In ihrem Bestreben, die Eigen- und Einzigartigkeit der südgallischen Romanisierung aufzuzeigen, liefert B. eine weitgehend schlüssige Analyse des Gesamtphänomens in diachroner und synchroner Betrachtungsweise, indem sie eine Vielzahl von Quellen (oft auch in längeren Passagen) sprechen lässt und dadurch den Anspruch erhebt, „die Betrachter der Dokumente zum Staunen zu führen“ (9). Die so Angesprochenen merken in der Tat an vielen Stellen des Buches, dass das erwünschte Staunen von einer tiefgreifenden Bewunderung der Autorin für die (oft selbst nachdrücklich erlebten) zivilisatorischen Errungenschaften Südgalliens in der Antike überlagert ist. Dieser eher subjektive Charakter verleiht dem Buch jedoch wider Erwarten meist charakteristische Stärke, wenngleich die eine oder andere „Ich“-Form – und somit die Gefahr des Abgleitens in Anekdotisches – durchaus hätte vermieden werden können.

B. stellt die südgallische Zivilisation der vorrömischen und römischen Zeit in insgesamt 10 größeren Kapiteln dar, die von ihrem inhaltlichen und methodischen Anspruch her quantitativ und qualitativ durchaus variieren, in ihrer Grundaussage aber in der Regel überzeugend sind. In Kapitel 1 (11-46) stellt B. das südliche Gallien als Musterbeispiel gallischer Romanisierung gegenüber dem restlichen Gallien deutlich heraus (deshalb auch der Hinweis auf eine eher periphere Beschäftigung mit Lugdunum als späterem Hauptort der Tres Galliae) und gibt eine grobe, idealtypisch richtige Übersicht über geografische Spielarten antiker Romanisierung jenseits Galliens, von denen sich der südgallische Drang zur „Selbstromanisierung in allen Lebensbereichen“ (10) deutlich unterschieden habe.

Kapitel 2 (47-82) stellt auf Basis einer kritischen Betrachtung des Begriffs „Hellenisierung“ richtig dar, dass die einstige phokäische Kolonie Massalia samt ihren zahlreichen Handelsdependancen am Mittelmeer und rhôneaufwärts seit 600 v.
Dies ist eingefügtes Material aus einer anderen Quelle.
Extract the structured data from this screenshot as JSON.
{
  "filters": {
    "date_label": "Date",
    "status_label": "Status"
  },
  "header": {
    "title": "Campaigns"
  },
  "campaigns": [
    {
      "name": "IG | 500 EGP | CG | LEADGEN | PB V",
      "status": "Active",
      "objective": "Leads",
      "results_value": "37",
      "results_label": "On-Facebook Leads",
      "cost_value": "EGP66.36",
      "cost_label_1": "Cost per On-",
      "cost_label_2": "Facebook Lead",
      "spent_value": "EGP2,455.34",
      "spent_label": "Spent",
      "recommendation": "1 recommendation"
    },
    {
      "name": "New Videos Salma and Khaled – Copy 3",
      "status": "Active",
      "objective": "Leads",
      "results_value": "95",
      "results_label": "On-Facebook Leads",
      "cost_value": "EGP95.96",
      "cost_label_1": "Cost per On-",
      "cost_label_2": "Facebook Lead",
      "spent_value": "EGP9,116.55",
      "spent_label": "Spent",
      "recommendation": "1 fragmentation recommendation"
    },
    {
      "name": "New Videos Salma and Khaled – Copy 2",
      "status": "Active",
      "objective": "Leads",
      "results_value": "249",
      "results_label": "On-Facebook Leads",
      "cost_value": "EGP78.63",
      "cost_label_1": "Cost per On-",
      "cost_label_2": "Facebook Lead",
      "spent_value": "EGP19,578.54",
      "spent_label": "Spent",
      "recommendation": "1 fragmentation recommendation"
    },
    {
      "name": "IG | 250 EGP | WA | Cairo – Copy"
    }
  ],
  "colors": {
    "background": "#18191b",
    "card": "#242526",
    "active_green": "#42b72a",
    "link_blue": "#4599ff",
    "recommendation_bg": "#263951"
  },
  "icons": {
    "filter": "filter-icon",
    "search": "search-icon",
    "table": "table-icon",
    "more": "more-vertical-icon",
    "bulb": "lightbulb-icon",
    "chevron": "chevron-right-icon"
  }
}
Chr. zwar wesentliche Impulse für eine schrittweise Abkehr der einheimischen Bevölkerung(en) von Traditionellem, aus mediterraner Sicht gar „Barbarischem“ geliefert hat, man insgesamt aber eher mit einem „dialektischen Ineinandergreifen von griechischen Anschüben und eigenständiger gallischer Entwicklung“ (73f.) zu rechnen hat. Letztere müsste dabei weitgehend auf jene „soif celtique“ (58) zurückzuführen sein, die von der französischen Forschung neuerdings stark betont wird und seinerzeit von aristokratischen Eliten bewusst vorangetrieben worden ist.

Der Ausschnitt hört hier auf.